Connecting Trello via Webhooks

To make the bot reactive, we use Trello Webhooks. Whenever a comment is added, Trello sends a POST request to our application.

Different Express middleware is used to intercept, verify, and format the requests before they reach Genkit.

Security

We implement a middleware to verify that incoming requests actually come from Trello using HMAC‑SHA1 signatures.

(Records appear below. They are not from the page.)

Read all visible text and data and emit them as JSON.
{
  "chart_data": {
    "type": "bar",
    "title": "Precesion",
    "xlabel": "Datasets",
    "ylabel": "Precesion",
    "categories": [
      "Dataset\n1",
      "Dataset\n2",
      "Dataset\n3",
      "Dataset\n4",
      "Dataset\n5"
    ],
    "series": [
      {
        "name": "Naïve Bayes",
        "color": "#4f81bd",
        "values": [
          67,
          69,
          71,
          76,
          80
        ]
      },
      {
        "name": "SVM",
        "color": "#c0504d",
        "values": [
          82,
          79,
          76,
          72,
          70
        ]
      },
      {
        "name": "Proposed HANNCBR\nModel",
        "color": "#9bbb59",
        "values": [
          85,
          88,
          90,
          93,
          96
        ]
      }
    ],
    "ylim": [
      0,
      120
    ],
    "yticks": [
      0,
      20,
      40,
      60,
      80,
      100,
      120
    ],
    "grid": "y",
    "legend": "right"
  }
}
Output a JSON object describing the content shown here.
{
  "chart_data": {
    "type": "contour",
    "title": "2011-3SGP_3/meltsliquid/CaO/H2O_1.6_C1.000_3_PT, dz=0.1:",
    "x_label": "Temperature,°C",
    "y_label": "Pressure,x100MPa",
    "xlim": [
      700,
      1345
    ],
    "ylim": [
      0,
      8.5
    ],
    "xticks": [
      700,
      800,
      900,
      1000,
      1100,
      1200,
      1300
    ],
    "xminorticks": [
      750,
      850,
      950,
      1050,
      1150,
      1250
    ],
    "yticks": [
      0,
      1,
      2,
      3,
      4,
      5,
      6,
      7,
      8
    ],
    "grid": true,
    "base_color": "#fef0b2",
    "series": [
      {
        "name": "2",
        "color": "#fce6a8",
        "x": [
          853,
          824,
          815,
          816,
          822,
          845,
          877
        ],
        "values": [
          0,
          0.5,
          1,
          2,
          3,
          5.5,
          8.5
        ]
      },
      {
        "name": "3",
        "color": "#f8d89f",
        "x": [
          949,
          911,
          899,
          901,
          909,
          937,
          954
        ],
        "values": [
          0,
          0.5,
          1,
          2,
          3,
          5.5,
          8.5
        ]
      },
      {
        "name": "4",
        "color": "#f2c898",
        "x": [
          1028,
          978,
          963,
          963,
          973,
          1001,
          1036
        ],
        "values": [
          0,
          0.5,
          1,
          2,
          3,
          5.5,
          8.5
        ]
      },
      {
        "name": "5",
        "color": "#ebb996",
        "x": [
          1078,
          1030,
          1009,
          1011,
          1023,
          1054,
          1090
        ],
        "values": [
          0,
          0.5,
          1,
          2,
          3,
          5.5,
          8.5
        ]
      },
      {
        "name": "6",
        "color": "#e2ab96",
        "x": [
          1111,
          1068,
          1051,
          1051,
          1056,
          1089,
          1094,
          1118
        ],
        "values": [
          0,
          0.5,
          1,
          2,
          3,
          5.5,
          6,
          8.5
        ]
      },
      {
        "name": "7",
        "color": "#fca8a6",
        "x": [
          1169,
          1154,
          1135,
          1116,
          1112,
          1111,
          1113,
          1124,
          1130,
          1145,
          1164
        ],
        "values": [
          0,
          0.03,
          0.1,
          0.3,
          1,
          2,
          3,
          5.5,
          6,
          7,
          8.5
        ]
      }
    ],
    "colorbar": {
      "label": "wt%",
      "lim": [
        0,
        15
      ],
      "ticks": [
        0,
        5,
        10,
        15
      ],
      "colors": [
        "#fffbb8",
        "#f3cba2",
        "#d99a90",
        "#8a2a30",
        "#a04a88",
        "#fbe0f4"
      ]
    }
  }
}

export const trelloSignatureMiddleware = (
  req: RequestWithAuth,
  res: Response,
  next: NextFunction
) => {
  const signature = req.headers["x-trello-webhook"];
  const secret = env.TRELLO_WEBHOOK_SECRET;
  const callbackURL = env.TRELLO_CALLBACK_URL;

  const body = req.rawBody ? req.rawBody.toString("utf8") : "";
  const baseString = body + callbackURL;

  const computedSignature = crypto
    .createHmac("sha1", secret)
    .update(baseString)
    .digest("base64");

  if (signature === computedSignature) {
    next();
  } else {
    res.status(401).send("Unauthorized");
  }
};

Registering the Webhook

Once your app is deployed (e.g., to Cloud Run), you need to tell Trello where to send its updates. Fill out your deployment URL in the .env file. A handy script is provided:

npx tsx src/register_webhook.ts

Sample output

69457XXXXXXXXXXXXXXX
Registering webhook for https://genkit-trello-{PROJECT_ID}.europe-west1.run.app/trelloFlow with board ID: 6945713XXXXXXXXXXXXXX

Seeing it in Action

After everything is set up, you can tag your bot in a Trello comment (e.g., @GeminiBot what's the status of this task?). The bot will analyze the entire card context and reply.

Conversation example

It can even track progress based on checklists and card descriptions!

Conversation progress

Monitoring

If you deploy to GCP and have the Firebase project set up, the Genkit part of the dashboard provides important debug and overview information right away.

Firebase Genkit dashboard

Conclusion

By combining Trello’s structured project data with Gemini’s reasoning capabilities and Firebase Genkit’s orchestration, you can create a helpful Trello assistant. Whether it’s summarizing long comment threads, analyzing attached designs, or providing quick status updates, there are many ways for this to be useful. The project is an MVP—feel free to fork it and extend it to your use‑cases.